After all, don’t you think we should take for granted, at this point in history, that the intelligence agencies of the world must certainly have weapons and technologies beyond what we have ever been made aware of? Take, for example, the ‘heart attack gun,’ rumored to be what killed Naylor herself. 

In a real-life example of someone’s talents being put to evil purposes against their knowledge, CIA recruit Mary Embree, originally hired as a secretary, was eventually tasked with finding a poison that was undetectable, especially one that would mimic a heart attack. She discovered there was one: shellfish poison. The CIA then developed a gun that would shoot the poison at a high speed into a person and melt, inducing a heart attack with no trace save for a tiny little red dot on their body. At a 1975 senate hearing, the gun itself was present. You can watch an interview with Embree and footage of the hearing here. “I think all of us became addicted to the danger, to the intrigue. It was living a fantasy, it was actually living a fantasy, and being on the inside. And it was very hard to leave,” Embree says of her time with the CIA. This echoes the declaration of one of Gloria’s torturers: “To be inside of someone's mind has to be the sexiest thing in the world.”

I believe Gloria Naylor. But the thing about this book is that whether you believe her or not, it's still remarkable. Either she survived harassment by the government using advanced classified technology and emerged with her sanity intact, to create a work of great literature, full of empathy, fearlessness and insight, or she survived an extreme bout of schizophrenia, and then, basically cured herself of it, through writing. This is the nefarious thing about psyops: no matter how articulately a person communicates what has happened to them, whether it’s gangstalking or actual mind-control, they will sound insane. I could ask, why is 1996 hard to buy online? Why was 1996 excluded from Naylor’s Wikipedia page until recently? Why did Naylor, who was a highly respected major author, winning the National Book Award for her first book, only receive mainstream coverage for 1996 from NPR, in a skeptical interview? But I sound like a conspiracy theorist.

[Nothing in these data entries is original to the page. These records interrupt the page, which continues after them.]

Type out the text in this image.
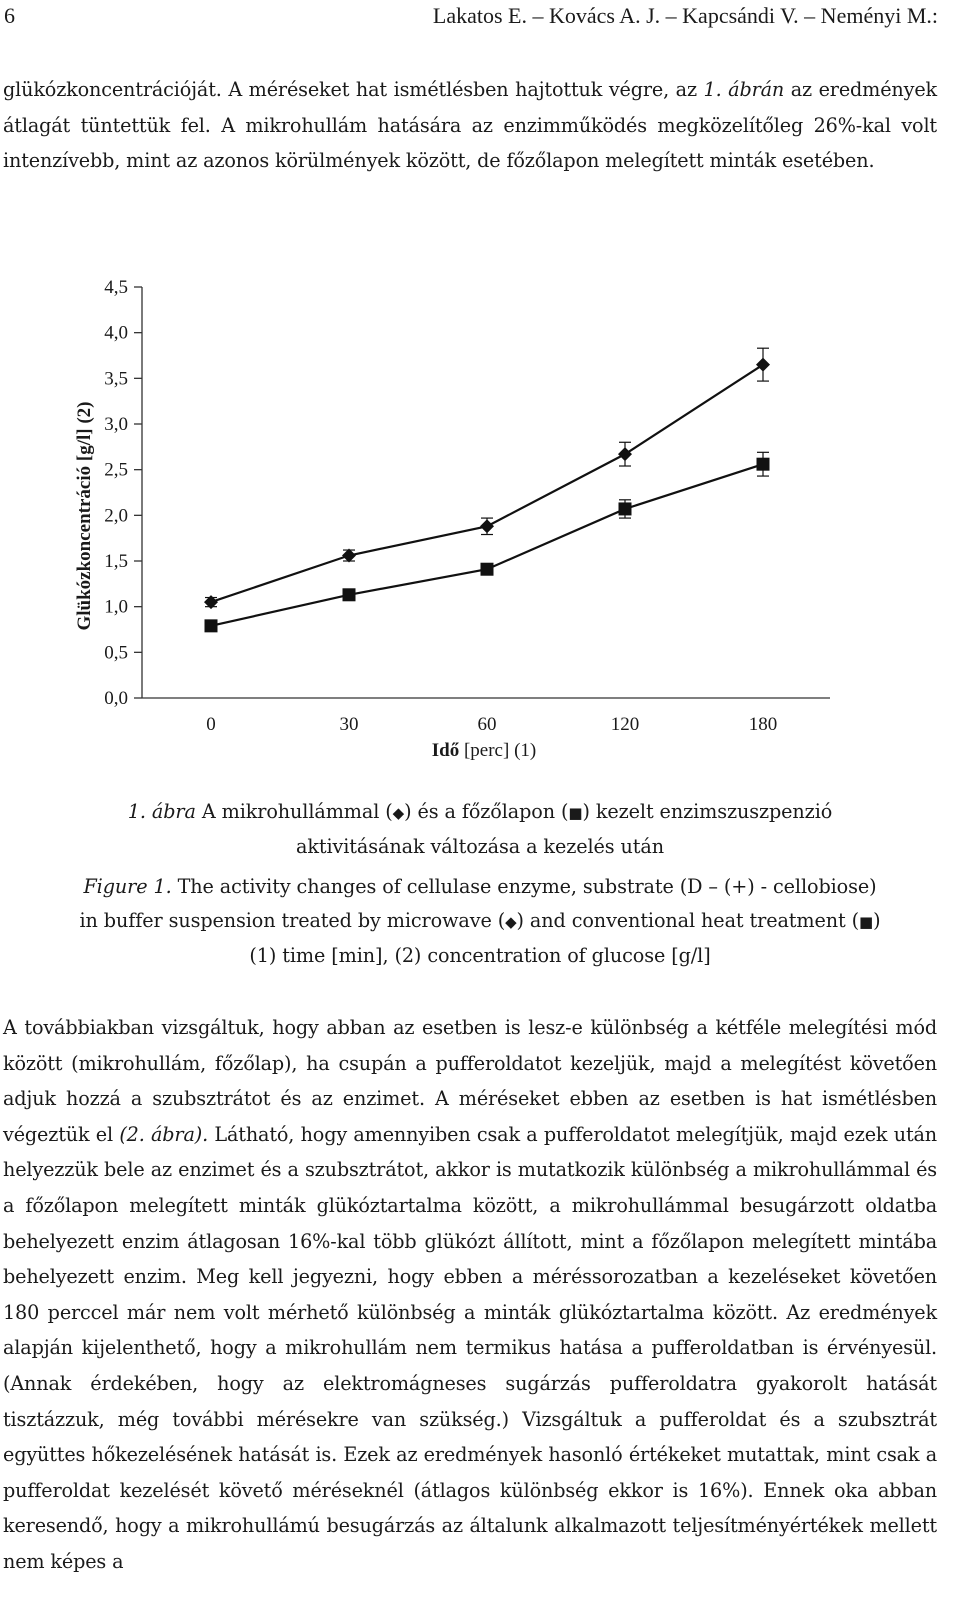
6	Lakatos E. – Kovács A. J. – Kapcsándi V. – Neményi M.:
glükózkoncentrációját. A méréseket hat ismétlésben hajtottuk végre, az 1. ábrán az eredmények átlagát tüntettük fel. A mikrohullám hatására az enzimműködés megközelítőleg 26%-kal volt intenzívebb, mint az azonos körülmények között, de főzőlapon melegített minták esetében.
0,0
0,5
1,0
1,5
2,0
2,5
3,0
3,5
4,0
4,5
0	30	60	120	180
Glükózkoncentráció [g/l] (2)
Idő [perc] (1)
1. ábra A mikrohullámmal (◆) és a főzőlapon (■) kezelt enzimszuszpenzió
aktivitásának változása a kezelés után
Figure 1. The activity changes of cellulase enzyme, substrate (D – (+) - cellobiose)
in buffer suspension treated by microwave (◆) and conventional heat treatment (■)
(1) time [min], (2) concentration of glucose [g/l]
A továbbiakban vizsgáltuk, hogy abban az esetben is lesz-e különbség a kétféle melegítési mód között (mikrohullám, főzőlap), ha csupán a pufferoldatot kezeljük, majd a melegítést követően adjuk hozzá a szubsztrátot és az enzimet. A méréseket ebben az esetben is hat ismétlésben végeztük el (2. ábra). Látható, hogy amennyiben csak a pufferoldatot melegítjük, majd ezek után helyezzük bele az enzimet és a szubsztrátot, akkor is mutatkozik különbség a mikrohullámmal és a főzőlapon melegített minták glükóztartalma között, a mikrohullámmal besugárzott oldatba behelyezett enzim átlagosan 16%-kal több glükózt állított, mint a főzőlapon melegített mintába behelyezett enzim. Meg kell jegyezni, hogy ebben a méréssorozatban a kezeléseket követően 180 perccel már nem volt mérhető különbség a minták glükóztartalma között. Az eredmények alapján kijelenthető, hogy a mikrohullám nem termikus hatása a pufferoldatban is érvényesül. (Annak érdekében, hogy az elektromágneses sugárzás pufferoldatra gyakorolt hatását tisztázzuk, még további mérésekre van szükség.) Vizsgáltuk a pufferoldat és a szubsztrát együttes hőkezelésének hatását is. Ezek az eredmények hasonló értékeket mutattak, mint csak a pufferoldat kezelését követő méréseknél (átlagos különbség ekkor is 16%). Ennek oka abban keresendő, hogy a mikrohullámú besugárzás az általunk alkalmazott teljesítményértékek mellett nem képes a
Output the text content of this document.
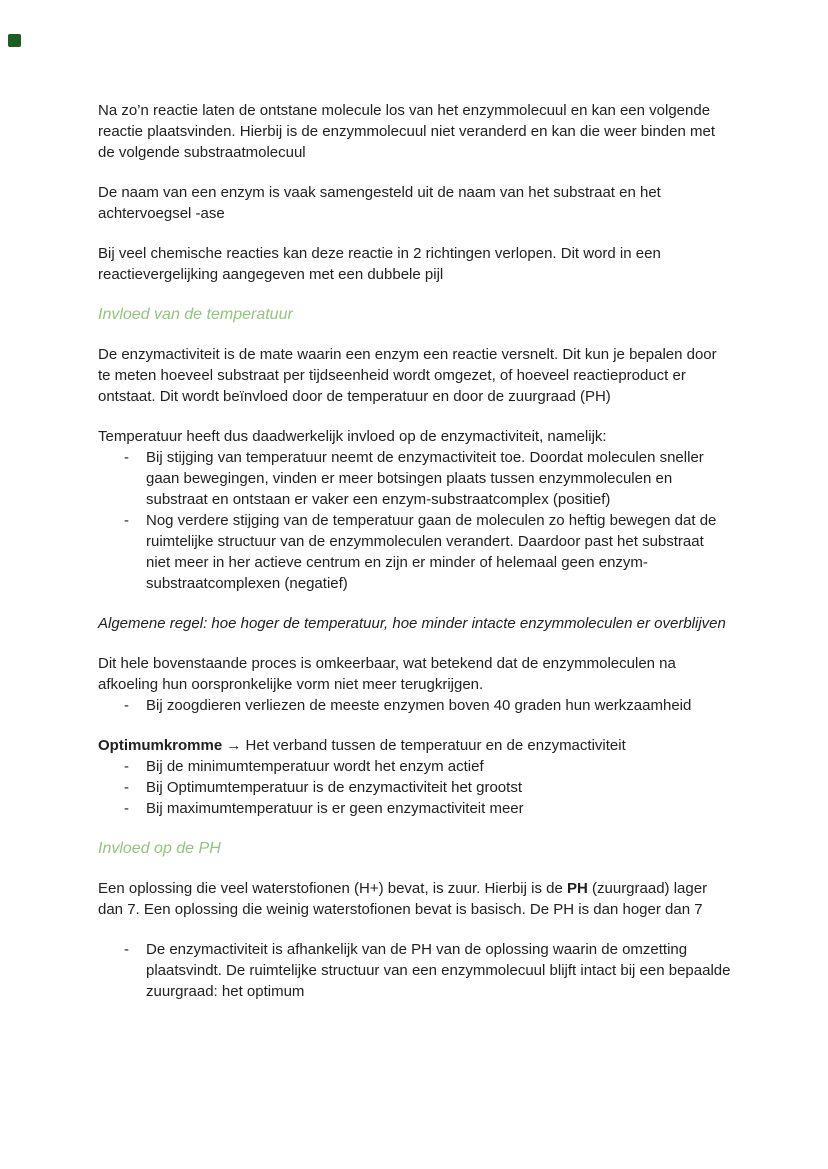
Na zo’n reactie laten de ontstane molecule los van het enzymmolecuul en kan een volgende reactie plaatsvinden. Hierbij is de enzymmolecuul niet veranderd en kan die weer binden met de volgende substraatmolecuul
De naam van een enzym is vaak samengesteld uit de naam van het substraat en het achtervoegsel -ase
Bij veel chemische reacties kan deze reactie in 2 richtingen verlopen. Dit word in een reactievergelijking aangegeven met een dubbele pijl
Invloed van de temperatuur
De enzymactiviteit is de mate waarin een enzym een reactie versnelt. Dit kun je bepalen door te meten hoeveel substraat per tijdseenheid wordt omgezet, of hoeveel reactieproduct er ontstaat. Dit wordt beïnvloed door de temperatuur en door de zuurgraad (PH)
Temperatuur heeft dus daadwerkelijk invloed op de enzymactiviteit, namelijk:
- Bij stijging van temperatuur neemt de enzymactiviteit toe. Doordat moleculen sneller gaan bewegingen, vinden er meer botsingen plaats tussen enzymmoleculen en substraat en ontstaan er vaker een enzym-substraatcomplex (positief)
- Nog verdere stijging van de temperatuur gaan de moleculen zo heftig bewegen dat de ruimtelijke structuur van de enzymmoleculen verandert. Daardoor past het substraat niet meer in her actieve centrum en zijn er minder of helemaal geen enzym-substraatcomplexen (negatief)
Algemene regel: hoe hoger de temperatuur, hoe minder intacte enzymmoleculen er overblijven
Dit hele bovenstaande proces is omkeerbaar, wat betekend dat de enzymmoleculen na afkoeling hun oorspronkelijke vorm niet meer terugkrijgen.
- Bij zoogdieren verliezen de meeste enzymen boven 40 graden hun werkzaamheid
Optimumkromme → Het verband tussen de temperatuur en de enzymactiviteit
- Bij de minimumtemperatuur wordt het enzym actief
- Bij Optimumtemperatuur is de enzymactiviteit het grootst
- Bij maximumtemperatuur is er geen enzymactiviteit meer
Invloed op de PH
Een oplossing die veel waterstofionen (H+) bevat, is zuur. Hierbij is de PH (zuurgraad) lager dan 7. Een oplossing die weinig waterstofionen bevat is basisch. De PH is dan hoger dan 7
- De enzymactiviteit is afhankelijk van de PH van de oplossing waarin de omzetting plaatsvindt. De ruimtelijke structuur van een enzymmolecuul blijft intact bij een bepaalde zuurgraad: het optimum
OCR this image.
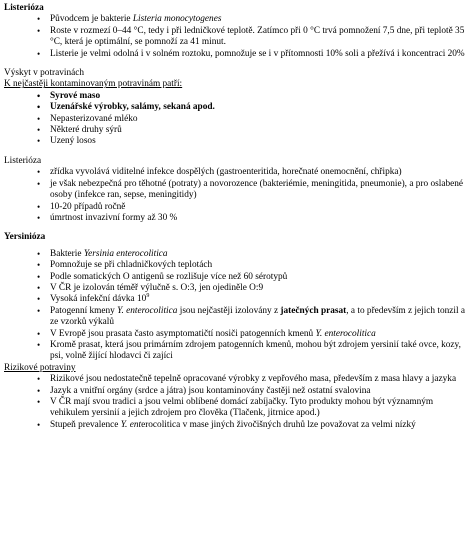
Listerióza

• Původcem je bakterie Listeria monocytogenes
• Roste v rozmezí 0–44 °C, tedy i při ledničkové teplotě. Zatímco při 0 °C trvá pomnožení 7,5 dne, při teplotě 35 °C, která je optimální, se pomnoží za 41 minut.
• Listerie je velmi odolná i v solném roztoku, pomnožuje se i v přítomnosti 10% soli a přežívá i koncentraci 20%

Výskyt v potravinách

K nejčastěji kontaminovaným potravinám patří:

• Syrové maso
• Uzenářské výrobky, salámy, sekaná apod.
• Nepasterizované mléko
• Některé druhy sýrů
• Uzený losos

Listerióza

• zřídka vyvolává viditelné infekce dospělých (gastroenteritida, horečnaté onemocnění, chřipka)
• je však nebezpečná pro těhotné (potraty) a novorozence (bakteriémie, meningitida, pneumonie), a pro oslabené osoby (infekce ran, sepse, meningitidy)
• 10-20 případů ročně
• úmrtnost invazivní formy až 30 %

Yersinióza

• Bakterie Yersinia enterocolitica
• Pomnožuje se při chladničkových teplotách
• Podle somatických O antigenů se rozlišuje více než 60 sérotypů
• V ČR je izolován téměř výlučně s. O:3, jen ojediněle O:9
• Vysoká infekční dávka $10^9$
• Patogenní kmeny Y. enterocolitica jsou nejčastěji izolovány z jatečných prasat, a to především z jejich tonzil a ze vzorků výkalů
• V Evropě jsou prasata často asymptomatičtí nosiči patogenních kmenů Y. enterocolitica
• Kromě prasat, která jsou primárním zdrojem patogenních kmenů, mohou být zdrojem yersinií také ovce, kozy, psi, volně žijící hlodavci či zajíci

Rizikové potraviny

• Rizikové jsou nedostatečně tepelně opracované výrobky z vepřového masa, především z masa hlavy a jazyka
• Jazyk a vnitřní orgány (srdce a játra) jsou kontaminovány častěji než ostatní svalovina
• V ČR mají svou tradici a jsou velmi oblíbené domácí zabíjačky. Tyto produkty mohou být významným vehikulem yersinií a jejich zdrojem pro člověka (Tlačenk, jitrnice apod.)
• Stupeň prevalence Y. enterocolitica v mase jiných živočišných druhů lze považovat za velmi nízký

If nothing else, knowing about these technologies, or even just considering them, can be a weapon in our own arsenals of defense against the forces that try to control our minds, whether they be direct and literal, or subliminal, cultural viruses. 

See this excerpt in which Naylor describes the first attack against her mind, which I personally found relatable:

“I remember I was watching Mel Gibson's ‘Braveheart’ for the fifthteenth time when the first thought came to me: I am a bitch. It seemed to have just floated up from the bottom of my mind. It had nothing to do with what I was thinking because at that moment I wasn't thinking anything at all. I had been watching a particularly gory battle scene. I am the worst bitch in the world. I want to kill myself.”

Eventually, she goes to a psychiatrist to get medication to stop the thoughts. “A chemical imbalance. It was some sort of chemical imbalance in my brain that was bringing these thoughts,” she thinks. But in her case, of course, nothing works. Which also seems to be the case for many people with real mental health issues. 1996 made me wonder: what if we approached our mental problems like Gloria does, as outside invaders we have the power to fight, by seeing our inner demons as just that: demons, and not a part of us, demons who could be talked to, who could be written through? Because after all, who can say for sure that the voice telling you you’re a worthless shithead isn’t an NSA agent on the other side of the wall? 1996 should be required reading for all kids in schools. Imagine hearing a voice telling you to bring a gun to school and kill everyone, having read Naylor’s story. Imagine you believed in God and the voice told you it was God. If you were aware of these technologies, you might question whose voice it really was.

When the thought comes to my mind—which it doesn’t so much anymore, but still I expect it will—Maybe I should kill myself, I’m going to say out loud: “Fuck you CIA.” Because there’s really no way of knowing where the thought came from.